因此,此次南诏出兵除过占了地理位置的优势,也是大楚内部动荡不安造成了可乘之机,加之南诏破关的出其不意,使大楚西南多地驻军手忙脚乱。
万幸的是大楚武将还算骁勇,军队虽算不得兵强马壮,但还算尽忠职守。
直到现在,双方仍僵持不下,各有损伤,但大楚兵多将广,还是隐隐占了上风。
直至传来南诏国希望与大楚和平谈判的消息。
顾轻月听到这个消息的时候也是吃惊了一把,南诏虽没有占上风,但在大楚多地正势如破竹,竟率先提出了和谈?
和顾轻月想的一样,大楚武将多持反对态度,而朝中反战派则提出以双方和亲作为谈判的前提和诚意,被朝中清流一派反对。
有御史力谏:“小小女子若有安邦定国的本事,还要朝廷大臣和武将士兵何用,朝廷脸面何存,大楚列祖列宗的脸面何存?”
大楚建国快三百年,还从未出过和亲公主。
因此事,这御史在大殿上撞柱自尽,当时太子监国理政,被这御史和一干文人气的倒仰,据说还吐了血,朝堂乱做一团。
与此同时,几位封地的藩王蠢蠢欲动,在朝堂上暗自搅弄风云,近一年时间,大楚情势已从西南边关乱到了朝堂和天下各地。

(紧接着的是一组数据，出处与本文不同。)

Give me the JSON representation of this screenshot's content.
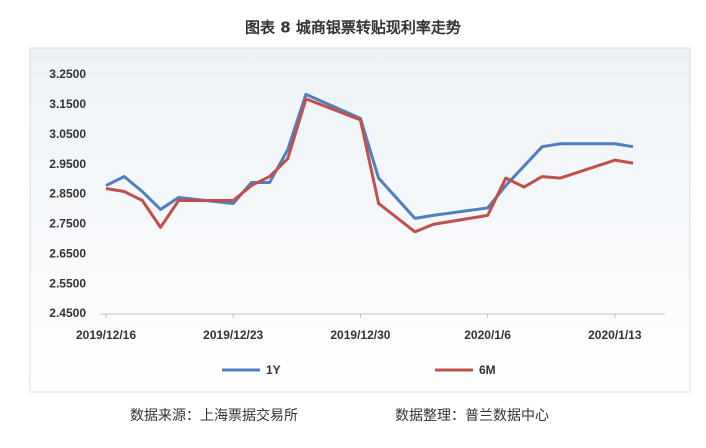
{
  "chart_data": {
    "type": "line",
    "title": "图表 8  城商银票转贴现利率走势",
    "x": [
      "2019/12/16",
      "2019/12/17",
      "2019/12/18",
      "2019/12/19",
      "2019/12/20",
      "2019/12/23",
      "2019/12/24",
      "2019/12/25",
      "2019/12/26",
      "2019/12/27",
      "2019/12/30",
      "2019/12/31",
      "2020/1/2",
      "2020/1/3",
      "2020/1/6",
      "2020/1/7",
      "2020/1/8",
      "2020/1/9",
      "2020/1/10",
      "2020/1/13",
      "2020/1/14"
    ],
    "series": [
      {
        "name": "1Y",
        "color": "#4f7fbf",
        "values": [
          2.88,
          2.91,
          2.86,
          2.8,
          2.84,
          2.82,
          2.89,
          2.89,
          3.0,
          3.185,
          3.105,
          2.905,
          2.77,
          2.78,
          2.805,
          2.88,
          2.945,
          3.01,
          3.02,
          3.02,
          3.01
        ]
      },
      {
        "name": "6M",
        "color": "#c0504d",
        "values": [
          2.87,
          2.86,
          2.83,
          2.74,
          2.83,
          2.83,
          2.88,
          2.91,
          2.97,
          3.17,
          3.1,
          2.82,
          2.725,
          2.75,
          2.78,
          2.905,
          2.875,
          2.91,
          2.905,
          2.965,
          2.955
        ]
      }
    ],
    "xlim": [
      "2019/12/16",
      "2020/1/14"
    ],
    "xticks": [
      "2019/12/16",
      "2019/12/23",
      "2019/12/30",
      "2020/1/6",
      "2020/1/13"
    ],
    "ylim": [
      2.45,
      3.25
    ],
    "yticks": [
      {
        "value": 2.45,
        "label": "2.4500"
      },
      {
        "value": 2.55,
        "label": "2.5500"
      },
      {
        "value": 2.65,
        "label": "2.6500"
      },
      {
        "value": 2.75,
        "label": "2.7500"
      },
      {
        "value": 2.85,
        "label": "2.8500"
      },
      {
        "value": 2.95,
        "label": "2.9500"
      },
      {
        "value": 3.05,
        "label": "3.0500"
      },
      {
        "value": 3.15,
        "label": "3.1500"
      },
      {
        "value": 3.25,
        "label": "3.2500"
      }
    ],
    "grid": false,
    "source": "数据来源：上海票据交易所",
    "note": "数据整理：普兰数据中心"
  }
}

又是一个阳光灿烂的早晨,已到了夏季末,西南仍然多潮湿闷热,但早晨还算清爽。
顾轻月站在大营最高处,那里有一棵歪脖子树,学名山楂。
此时山楂树上挨挨挤挤已有了小果子,倒是十分热闹。
靠在树干上,思索着这几个月来从各个关口传来的战况,心情沉郁。
而有关朝堂风云变化的事情她也听赵兰生和一些武官无意中提起,大楚动荡不安,她作为一个随军大夫和黎州府城闻香楼的老板,自然也是会受到影响。
顾轻月已经好久在大营里没有看到慕云初的踪影了。
据赵兰生说,慕校尉所在的军队已辗转援助多地,还不知何时才能回黎州大营。
顾轻月对此不置可否。
她只是内心里希望慕云初一切平安,其他的,不愿多想。
迎着早晨舒爽的风,顾轻月席地而坐。
她想回黎州一趟,她答应了容泽盛这次回黎州城会带他去见容卿卿。
想起容泽盛得知他爷爷已去世的消息,那哭的不能自已的样子,顾轻月心里泛起了一丝同情。
她不是好人,所以很多时候也做不到感同身受,只是,也想起了去世的外公罢了,她已经很久不再想起前世的事情了,那已经太遥远了。
顾轻月眯着眼睛,抬头打量蓝的没有一丝云彩的天空,天高远阔,如果是只鸟,那该多好。
低下头,想起眼前,想起她自己也正处于两军对垒的战场,心里划过一丝不安和恐慌感,她迫切的想要回一趟黎州!
自从和慕云初从玉鼎关回来,战争很快爆,她就再也没回过黎州了,实在是整天忙的睡觉的时间都没有。
昨天晚上她终于得了空,和管理随军大夫的掌事说了一下,得了几天的假期。